Four New U.S. DOL Wage & Hour Opinion Letters

Smith Anderson

Smith Anderson

The federal Department of Labor (DOL) issued four new opinion letters last week that address various compliance requirements under the Fair Labor Standards Act (FLSA). In the accompanying press release, the DOL said that the letters “demonstrate the agency’s continued commitment to providing meaningful compliance assistance to help employees understand their rights and ensure that employers have the information they need to comply with federal labor laws.” 

20% limitation on “related duties” no longer applicable for tipped employees.  Of the four newly-issued opinion letters, the one that will affect the most employers is FLSA 2018-27. This letter clarifies when an employer may use the “tip credit” for paying an employee who has both tip-generating duties and related non-tip-generating duties, for example, a waitress who spends part of her time cleaning and setting tables. An employer may take a “tip credit” for certain employees and pay a reduced hourly wage ($2.13/hour), using the “tip credit” to make up the difference between the $2.13/hour and the current minimum wage of $7.25/hour.  (29 U.S.C. § 203(m)). Previous DOL guidance provided that if an employee spent more than 20% of his or her work time on non-tip-generating “related duties,” then the employer could not use the tip credit for the time spent on those related duties. By means of the new opinion letter, the DOL withdraws the 20% rule. Going forward, the DOL will not “place a limitation on the amount of duties related to a tip-producing occupation that may be performed, so long as they are performed contemporaneously with direct customer-service duties.” In addition, the opinion letter provides guidance on how an employer can determine whether a particular duty is part of a “tipped occupation.”

A company that operates and maintains swimming pools may be an “amusement or recreational establishment,” exempt from minimum wage and overtime.  In FLSA 2018-26, the DOL opined that a company that operates and maintains swimming pool facilities at hotel, motel, apartment, and condominium buildings could come within the minimum wage and overtime exemption provided for “amusement and recreational establishments.” (See 29 U.S.C. §213(a)(3)). The DOL stated that in order to satisfy the applicable requirements, the company’s pools must be physically separated from the hotel, motel, apartment, or condominium, such as on a rooftop or in a “distinct physical space used exclusively for pool-related operations.” And, the pools must be “generally accessible to nonresidents, not restricted to renters and property owners.” The last of the three requirements of §213(a)(3) ((1) the employer is “an establishment,” (2) “frequented by the public,” (3) “for its amusement and recreation”) was satisfied by the fact that the primary purpose of the business operation was operating an amusement or recreational facility—a swimming pool.

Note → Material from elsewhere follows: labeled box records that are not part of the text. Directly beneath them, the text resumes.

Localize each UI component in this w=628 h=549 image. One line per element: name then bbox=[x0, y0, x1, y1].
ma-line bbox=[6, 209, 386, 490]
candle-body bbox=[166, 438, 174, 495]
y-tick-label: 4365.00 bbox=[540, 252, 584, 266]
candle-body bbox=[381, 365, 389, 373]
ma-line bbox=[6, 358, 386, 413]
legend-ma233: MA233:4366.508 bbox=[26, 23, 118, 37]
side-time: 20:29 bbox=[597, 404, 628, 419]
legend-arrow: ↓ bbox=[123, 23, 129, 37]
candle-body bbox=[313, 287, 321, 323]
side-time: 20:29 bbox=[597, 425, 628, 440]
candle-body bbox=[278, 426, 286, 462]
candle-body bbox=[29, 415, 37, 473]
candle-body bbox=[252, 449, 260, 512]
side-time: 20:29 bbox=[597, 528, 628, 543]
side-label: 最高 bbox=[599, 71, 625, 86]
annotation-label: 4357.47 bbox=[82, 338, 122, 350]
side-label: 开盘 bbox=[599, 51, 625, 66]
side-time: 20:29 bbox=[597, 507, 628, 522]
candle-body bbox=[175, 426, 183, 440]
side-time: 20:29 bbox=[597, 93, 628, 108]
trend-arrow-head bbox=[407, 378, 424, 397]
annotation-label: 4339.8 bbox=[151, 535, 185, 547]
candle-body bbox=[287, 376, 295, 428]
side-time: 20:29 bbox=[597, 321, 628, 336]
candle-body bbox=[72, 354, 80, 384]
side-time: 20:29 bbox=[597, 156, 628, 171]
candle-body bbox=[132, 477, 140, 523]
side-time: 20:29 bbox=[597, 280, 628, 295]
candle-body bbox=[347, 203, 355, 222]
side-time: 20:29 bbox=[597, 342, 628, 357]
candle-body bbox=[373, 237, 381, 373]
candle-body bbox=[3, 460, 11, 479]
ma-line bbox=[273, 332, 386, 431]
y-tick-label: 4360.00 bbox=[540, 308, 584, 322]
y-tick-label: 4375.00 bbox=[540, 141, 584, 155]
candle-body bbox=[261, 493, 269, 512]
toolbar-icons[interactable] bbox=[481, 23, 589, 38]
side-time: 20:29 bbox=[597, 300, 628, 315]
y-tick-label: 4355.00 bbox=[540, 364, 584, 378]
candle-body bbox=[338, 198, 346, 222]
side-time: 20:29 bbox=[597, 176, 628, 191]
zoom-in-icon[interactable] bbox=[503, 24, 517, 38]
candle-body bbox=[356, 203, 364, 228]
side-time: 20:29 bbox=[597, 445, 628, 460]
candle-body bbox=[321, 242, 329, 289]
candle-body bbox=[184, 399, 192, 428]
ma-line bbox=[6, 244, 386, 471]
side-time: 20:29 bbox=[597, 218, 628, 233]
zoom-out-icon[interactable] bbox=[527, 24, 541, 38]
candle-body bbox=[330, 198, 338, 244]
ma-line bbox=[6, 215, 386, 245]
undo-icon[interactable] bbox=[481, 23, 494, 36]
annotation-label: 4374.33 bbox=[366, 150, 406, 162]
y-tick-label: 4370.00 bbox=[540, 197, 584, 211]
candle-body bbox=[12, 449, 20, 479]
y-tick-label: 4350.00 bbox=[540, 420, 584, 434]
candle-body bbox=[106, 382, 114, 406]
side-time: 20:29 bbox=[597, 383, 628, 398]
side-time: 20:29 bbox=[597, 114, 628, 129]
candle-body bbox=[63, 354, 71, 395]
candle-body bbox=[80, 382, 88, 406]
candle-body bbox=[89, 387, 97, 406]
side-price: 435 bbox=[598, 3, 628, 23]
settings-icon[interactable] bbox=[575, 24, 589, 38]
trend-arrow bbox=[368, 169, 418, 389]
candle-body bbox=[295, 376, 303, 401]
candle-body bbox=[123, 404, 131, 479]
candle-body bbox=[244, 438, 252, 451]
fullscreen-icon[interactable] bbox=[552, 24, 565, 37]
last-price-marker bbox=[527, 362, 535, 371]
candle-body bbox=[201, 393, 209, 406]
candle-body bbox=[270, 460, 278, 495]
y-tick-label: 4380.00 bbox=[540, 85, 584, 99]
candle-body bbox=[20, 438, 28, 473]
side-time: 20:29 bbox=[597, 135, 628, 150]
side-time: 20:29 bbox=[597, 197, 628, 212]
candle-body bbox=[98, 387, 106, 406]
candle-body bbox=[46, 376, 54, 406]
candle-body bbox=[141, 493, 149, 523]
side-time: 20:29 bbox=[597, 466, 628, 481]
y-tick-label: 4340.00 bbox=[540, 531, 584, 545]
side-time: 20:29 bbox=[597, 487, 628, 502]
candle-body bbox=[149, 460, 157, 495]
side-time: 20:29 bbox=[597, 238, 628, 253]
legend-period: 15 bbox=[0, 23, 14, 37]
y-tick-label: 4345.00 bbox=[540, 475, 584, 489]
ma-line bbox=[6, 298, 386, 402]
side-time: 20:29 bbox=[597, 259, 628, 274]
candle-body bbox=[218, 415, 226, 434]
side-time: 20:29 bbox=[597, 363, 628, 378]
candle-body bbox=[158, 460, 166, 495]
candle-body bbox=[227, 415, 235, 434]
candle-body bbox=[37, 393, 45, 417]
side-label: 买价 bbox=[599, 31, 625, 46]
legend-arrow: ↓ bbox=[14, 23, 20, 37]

A professional employee was not paid on a salary basis if the guaranteed weekly salary did not have a “reasonable relationship” to his “usual earnings.” In FLSA 2018-25, the DOL addressed the requirements of 29 C.F. R. 541.604(b). That regulation provides that the requirement that an exempt employee be paid on a salary basis can be satisfied if the employee receives a guaranteed weekly salary of at least the required minimum amount and some additional compensation so long as a “reasonable relationship exists between the guaranteed amount and the amount actually earned.” In the facts presented, an engineering firm paid its professional employees a guaranteed weekly salary of $2,100 for 30 hours per week and paid $70/hour for each hour over 30. Because there were “usual earnings” of up to $3,760 per week, the DOL found that the usual earnings “materially exceed” the permissible ratio set forth in the regulation and, thus, the compensation scheme arrangement did not satisfy the requirement for payment on a salary basis.

Non-profit, volunteer fire departments were not “public agencies” entitled to partial overtime exemption. In FLSA 2018-24, the DOL found that certain nonprofit volunteer fire departments that contract with state municipalities and counties to provide fire protection services were not “public agencies” entitled to the partial overtime exemption provided in 29 U.S.C. § 207(k) because the fire departments were not “directly responsible to public officials or to the general public,” independently elected their boards of directors, and the relevant contracts designated them as independent contractors, not as state agencies. 

The DOL’s apparent willingness to respond to specific requests for opinion letters may be helpful for employers seeking guidance on whether particular practices comply with the FLSA.

DISCLAIMER: Because of the generality of this update, the information provided herein may not be applicable in all situations and should not be acted upon without specific legal advice based on particular situations.